More selling on ebay methinks!
Also looking to get a Mutable Instruments Ears module soon to trigger my Rings module, as ably demonstrated in this video…
Decided to have a major upgrade of my studio and also try and fully integrate the modular with my laptop setup.
First purchase was the Maschine Jam which has really renewed my love for Maschine and should elevate it beyond the role of ‘just’ a drum machine.
I then ordered some Expert Sleepers ES-40, ES-8CV and ES-8GT modules to let me trigger the modular from within Ableton, Maschine and Reaktor – only really scratched the surface but it looks to be a really flexible solution, and the integration with Reaktor is mind blowing.
Room to grow
Today, I took delivery of a new modular case, a Tiptop Audio Mantis, and it’s a beautiful piece of engineering for a brilliant price (at least, relative to other Eurorack cases).
Here’s the empty case which I’ll be filling up this evening as I transfer my modules across.
Tiptop Audio Mantis case
Also replaced my beloved Nord Drum with a Dinky’s Taiko drum synthesizer module too which I’ll be trying out later this evening. (I’ve multi-sampled the Nord into 20 or so Maschine kits, so still have access to its electro sounds – might even put those kits up for sale at some point).
Final piece I’ve ordered is a second Tiptop Audio Z3000 oscillator to compliment my old Mk1 module, which is waiting for me at the local post office.
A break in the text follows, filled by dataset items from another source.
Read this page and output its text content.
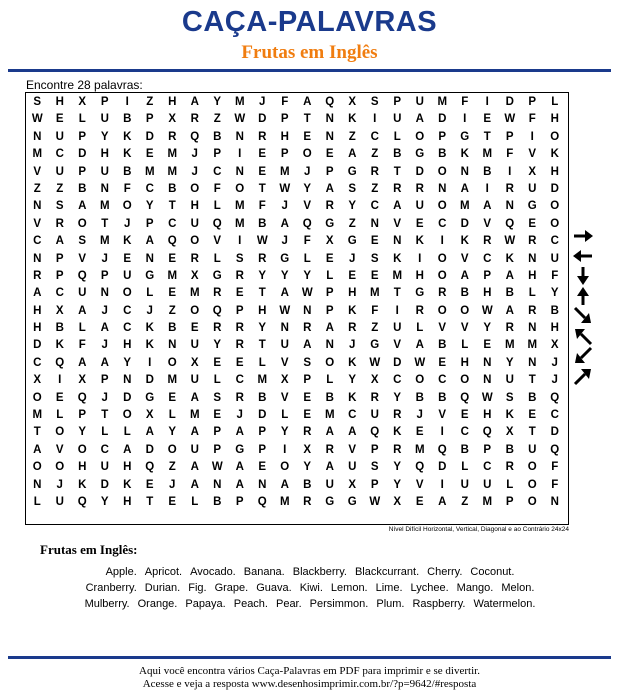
CAÇA-PALAVRAS
Frutas em Inglês

Encontre 28 palavras:

S	H	X	P	I	Z	H	A	Y	M	J	F	A	Q	X	S	P	U	M	F	I	D	P	L
W	E	L	U	B	P	X	R	Z	W	D	P	T	N	K	I	U	A	D	I	E	W	F	H
N	U	P	Y	K	D	R	Q	B	N	R	H	E	N	Z	C	L	O	P	G	T	P	I	O
M	C	D	H	K	E	M	J	P	I	E	P	O	E	A	Z	B	G	B	K	M	F	V	K
V	U	P	U	B	M	M	J	C	N	E	M	J	P	G	R	T	D	O	N	B	I	X	H
Z	Z	B	N	F	C	B	O	F	O	T	W	Y	A	S	Z	R	R	N	A	I	R	U	D
N	S	A	M	O	Y	T	H	L	M	F	J	V	R	Y	C	A	U	O	M	A	N	G	O
V	R	O	T	J	P	C	U	Q	M	B	A	Q	G	Z	N	V	E	C	D	V	Q	E	O
C	A	S	M	K	A	Q	O	V	I	W	J	F	X	G	E	N	K	I	K	R	W	R	C
N	P	V	J	E	N	E	R	L	S	R	G	L	E	J	S	K	I	O	V	C	K	N	U
R	P	Q	P	U	G	M	X	G	R	Y	Y	Y	L	E	E	M	H	O	A	P	A	H	F
A	C	U	N	O	L	E	M	R	E	T	A	W	P	H	M	T	G	R	B	H	B	L	Y
H	X	A	J	C	J	Z	O	Q	P	H	W	N	P	K	F	I	R	O	O	W	A	R	B
H	B	L	A	C	K	B	E	R	R	Y	N	R	A	R	Z	U	L	V	V	Y	R	N	H
D	K	F	J	H	K	N	U	Y	R	T	U	A	N	J	G	V	A	B	L	E	M	M	X
C	Q	A	A	Y	I	O	X	E	E	L	V	S	O	K	W	D	W	E	H	N	Y	N	J
X	I	X	P	N	D	M	U	L	C	M	X	P	L	Y	X	C	O	C	O	N	U	T	J
O	E	Q	J	D	G	E	A	S	R	B	V	E	B	K	R	Y	B	B	Q	W	S	B	Q
M	L	P	T	O	X	L	M	E	J	D	L	E	M	C	U	R	J	V	E	H	K	E	C
T	O	Y	L	L	A	Y	A	P	A	P	Y	R	A	A	Q	K	E	I	C	Q	X	T	D
A	V	O	C	A	D	O	U	P	G	P	I	X	R	V	P	R	M	Q	B	P	B	U	Q
O	O	H	U	H	Q	Z	A	W	A	E	O	Y	A	U	S	Y	Q	D	L	C	R	O	F
N	J	K	D	K	E	J	A	N	A	N	A	B	U	X	P	Y	V	I	U	U	L	O	F
L	U	Q	Y	H	T	E	L	B	P	Q	M	R	G	G	W	X	E	A	Z	M	P	O	N

Nível Difícil Horizontal, Vertical, Diagonal e ao Contrário 24x24

Frutas em Inglês:

Apple. Apricot. Avocado. Banana. Blackberry. Blackcurrant. Cherry. Coconut.
Cranberry. Durian. Fig. Grape. Guava. Kiwi. Lemon. Lime. Lychee. Mango. Melon.
Mulberry. Orange. Papaya. Peach. Pear. Persimmon. Plum. Raspberry. Watermelon.
Aqui você encontra vários Caça-Palavras em PDF para imprimir e se divertir.
Acesse e veja a resposta www.desenhosimprimir.com.br/?p=9642/#resposta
Have been spending the last couple of evenings having a play with various new layouts for my modular synthesizer, so that I can incorporate some drum modules and sequencing. Will mean adding an extra row to the rack (time for my woodworking skills) but should be great once it’s all finished and will give me a really flexible sound making machine at the end of it.
I’m also looking to add a few sound shaping modules too for good measure including a ring modulator, spring reverb and wave shaper.
You can see which modules I’m looking to buy on the above chart. ‘White’ are modules I already have, ‘Blue’ are modules I bought this evening and ‘Yellow’ are the modules I intend to buy over the coming months. ‘Green’ is a little DIY action in the shape of a switched multiple I’m building to compliment the Decade Counter.
To pay for all this, I am going to have to sell some of my unused studio equipment which will be going up on ebay soon. (Will post once it’s up!)
Just taking my first steps into the world of modular synthesis as an early present to myself for my up and coming 40th birthday (yes, I really am that old!)
Have started small with some basic doepfer modules including their Noise generator and Sample and Hold modules which are great for random filtered madness, and augmented them with a lovely TipTop Audio Z3000 oscillator which sounds lush! I also got a V’amp VCA from Post Modular which is pretty special and doubles as a ring modulator.
To follow is a Future Sound Systems Decade Counter, which seems strangely appropriate considering my advancing years!
The Novation Launchpad is used as a step sequencer for the modular synth, running a Max for Live patch. The Dark Energy acts as a MIDI to CV convertor as well as providing LFO’s and envelope duties until I buy dedicated modules for these.
Can see how this can get addictive (not to mention expensive!)